Why cancer often comes back and usually can’t be cured by chemotherapy

Many years ago I saw a woman who had had breast cancer treated with surgery about 20 years earlier. She was sent to me because she had developed an enlarged lymph node that contained breast cancer. To everyone’s surprise the cancer had returned. What took so long? Cancer is supposed to grow. Surely it wasn’t growing for 20 years. It would have made its presence known well before then if it were. Now we know the answer to this riddle – Stem Cells. Stem cells are cancer cells that don’t grow. They exist only to provide the growing cells that kill people. It turns out at least in animal studies, that after a cancer develops, some of the cells go into a kind of hibernation, while the others continue to grow and spread. So when we treat patients with chemotherapy and apparently rid the body of all the cancer cells we can detect, we haven’t really completed the job. The stem cells are still there and some of them may begin to divide and form new tumors throughout the body – maybe even 20 years later though generally we see the cancers come back much sooner. Why aren’t these stem cells killed by the chemotherapy? Chemotherapy mainly kills dividing cells and these hibernating stem cells are not going to be affected by the drugs. How about all the new targeting drugs? Well they are designed to slow the growth and division of cancer cells so stem cells aren’t going to be knocked out by these. These new studies explain a lot of what happens in cancer treatment. First there is surgery often followed by what we call adjuvant therapy. This can be radiation or drugs, sometimes chemotherapy, sometimes hormones such as in the case of breast or prostate cancer. Now doctors are using the new targeting drugs that strike growth-promoting molecules in the cancer cell. And then we wait and see. Many times, nothing happens. A cure. Sometimes though, in a while – perhaps a very long while the cancer comes back and more treatment is needed – but not likely to be curative. The stem cells haven’t been eliminated and are beginning to activate. Why? No one knows - yet. So there is good news and bad news. We know why the cancer comes back – good news. But, we haven’t a clue – yet – how to kill these stem cells.

3 comments:

Anonymous said...

How frustrating. My mother passed away from a relatively rare form of cancer, gallbladder cancer. Looking back now I wish we hadn't pushed her into chemo and radiation. It made her so sick and did nothing to extend her life.

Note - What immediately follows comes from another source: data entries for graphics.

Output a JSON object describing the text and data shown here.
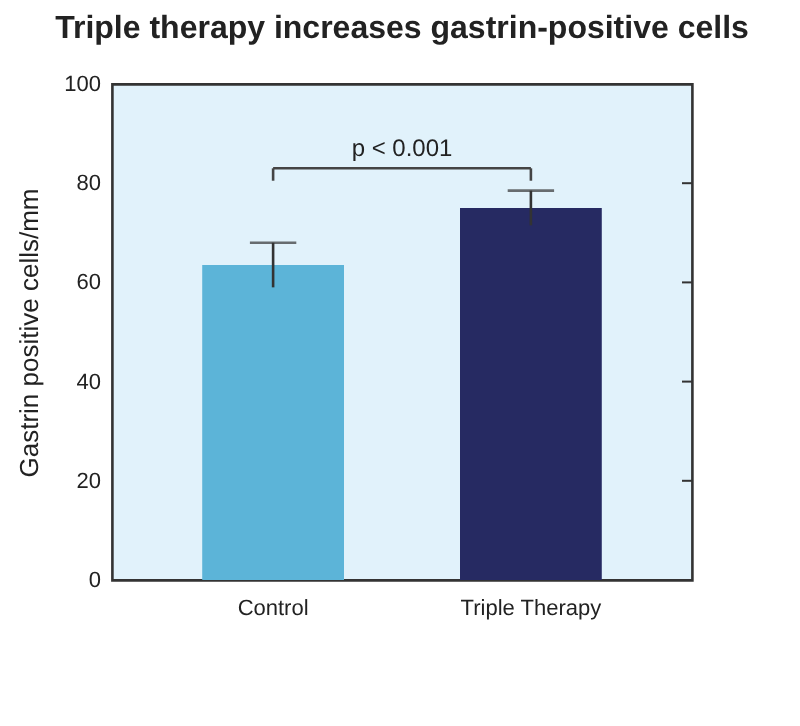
{
  "chart_data": {
    "type": "bar",
    "title": "Triple therapy increases gastrin-positive cells",
    "ylabel": "Gastrin positive cells/mm",
    "categories": [
      "Control",
      "Triple Therapy"
    ],
    "values": [
      63.5,
      75
    ],
    "colors": [
      "#5cb4d8",
      "#262a62"
    ],
    "errors": [
      4.5,
      3.5
    ],
    "ylim": [
      0,
      100
    ],
    "yticks": [
      0,
      20,
      40,
      60,
      80,
      100
    ],
    "annotations": [
      "p < 0.001"
    ]
  }
}
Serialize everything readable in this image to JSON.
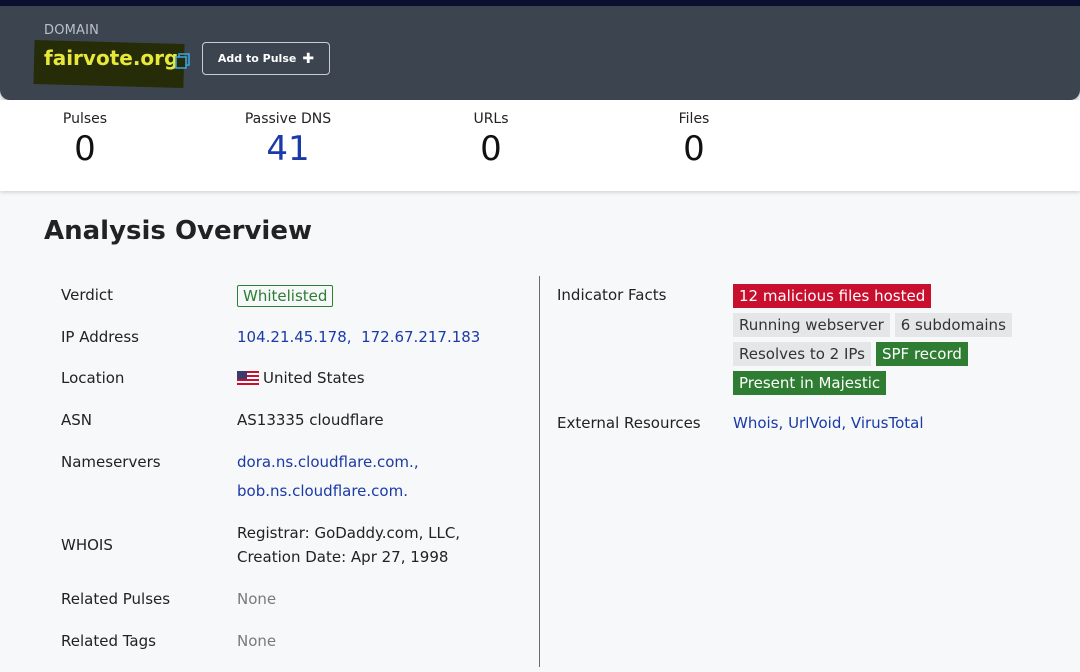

It left me motherless. I hate cancer.

nando@lip cancer said...

although cancer is still hard to be eliminated, alternative treatment may prevent its growing. Like in my country, chinese traditional treatment is popular to cure cancer, eventhough it can't be proven the truth medically. I think belief is a matter in this case.

Greg Pawelski said...

Cancer stem cells (CSCs) are a hot topic in the scientific community. This subpopulation of malignant cells may one day provide an important avenue for controlling cancer, especially if new treatments that target the cancer stem cell are developed and combined with traditional chemotherapy and/or radiation.

Cancer stem cell biologists hypothesize that any treatment that targets the source of origin rather than simply killing all cells, healthy and malignant, would be an improvement over most conventional therapies.

Stem cells have that infinite ability to renew themselves and produce the many different cell types that make up a human. Cancer's hallmark is its ability to grow infinitely, multiplying into various cells that make up a tumor. Is cancer the result of a normal stem cell turned bad or an ordinary cell that somehow acquires astem cell's immortality and versatility?

In stem cell research, anti-cancer treatments often effectively shrink the size of tumors, but some might have the opposite effect, actually expanding the small population of cancer stem cells that then are capable of metastasizing.

This subpopulation of malignant cells (CSCs) may one day provide an important avenue for controlling cancer, especially if new treatments that target the cancer stem cell are developed and combined with traditional chemotherapy and/or radiation.